An Energy-Efficient Framework for Internet of Things Underlaying Heterogeneous Small Cell Networks

Abstract

Long-term evolution advanced (LTE-A) heterogeneous networks have been observed to offer reliable and service-differentiated communication, thereby enabling numerous mobile applications such as smart meters, remote sensors, and vehicular applications. This fact envisions the trend of Internet of Things (IoT) underlaying heterogeneous small cell networks. On this basis, this paper proposes an energy-efficient framework for such a scenario, where multitier heterogeneous small cell networks provide wireless connection and seamless coverage for mobile users and IoT nodes. In our proposed framework, an elastic cell-zooming algorithm based on the quality of service and traffic loads of end-users is performed by adaptively adjusting the transmission power of small cells in order to reduce energy consumption.

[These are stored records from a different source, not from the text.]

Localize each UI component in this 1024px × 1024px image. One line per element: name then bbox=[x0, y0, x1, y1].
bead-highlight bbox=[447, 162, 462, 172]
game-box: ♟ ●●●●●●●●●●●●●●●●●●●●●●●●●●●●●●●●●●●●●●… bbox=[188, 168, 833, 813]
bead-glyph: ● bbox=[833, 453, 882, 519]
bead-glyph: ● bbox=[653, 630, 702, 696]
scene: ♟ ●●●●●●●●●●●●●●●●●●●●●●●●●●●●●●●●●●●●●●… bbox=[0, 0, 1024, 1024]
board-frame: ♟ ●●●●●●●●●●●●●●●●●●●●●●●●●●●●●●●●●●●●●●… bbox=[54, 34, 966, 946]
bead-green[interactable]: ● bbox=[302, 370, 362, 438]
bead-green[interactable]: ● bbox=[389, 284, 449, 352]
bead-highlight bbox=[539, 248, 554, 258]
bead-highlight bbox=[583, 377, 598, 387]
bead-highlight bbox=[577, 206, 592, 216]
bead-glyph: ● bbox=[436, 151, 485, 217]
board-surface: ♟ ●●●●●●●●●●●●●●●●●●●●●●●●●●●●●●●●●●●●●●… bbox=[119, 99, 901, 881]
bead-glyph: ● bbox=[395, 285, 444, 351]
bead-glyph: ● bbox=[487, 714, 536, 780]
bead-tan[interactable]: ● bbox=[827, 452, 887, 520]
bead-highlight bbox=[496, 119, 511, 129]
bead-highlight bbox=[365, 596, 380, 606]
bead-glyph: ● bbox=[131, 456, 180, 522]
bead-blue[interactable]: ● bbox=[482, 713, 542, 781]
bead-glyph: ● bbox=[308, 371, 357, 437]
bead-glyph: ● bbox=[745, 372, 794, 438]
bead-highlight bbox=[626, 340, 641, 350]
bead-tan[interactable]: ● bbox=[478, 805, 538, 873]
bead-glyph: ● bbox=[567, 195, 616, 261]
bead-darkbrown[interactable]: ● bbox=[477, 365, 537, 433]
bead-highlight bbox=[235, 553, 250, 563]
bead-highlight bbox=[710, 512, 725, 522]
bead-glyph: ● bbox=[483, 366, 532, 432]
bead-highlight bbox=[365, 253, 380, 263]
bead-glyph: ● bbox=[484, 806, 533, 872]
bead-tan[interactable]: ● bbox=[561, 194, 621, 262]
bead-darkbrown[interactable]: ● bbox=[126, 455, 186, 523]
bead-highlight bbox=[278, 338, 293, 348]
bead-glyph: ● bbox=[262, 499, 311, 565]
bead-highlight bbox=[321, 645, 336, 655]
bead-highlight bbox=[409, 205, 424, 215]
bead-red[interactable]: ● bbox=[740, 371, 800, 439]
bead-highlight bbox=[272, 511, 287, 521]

In addition, aiming at the high energy efficiency of IoT underlaying small cell networks, a clustering-based IoT structure is used, where a SWIPT-CH selection algorithm is proposed to maximize the average residual energy of IoT nodes and to mitigate resource competition between IoT nodes and mobile users. Extensive simulations demonstrate that our proposed framework can significantly enhance the energy efficiency for IoT underlaying small cell networks with guaranteed outage probability.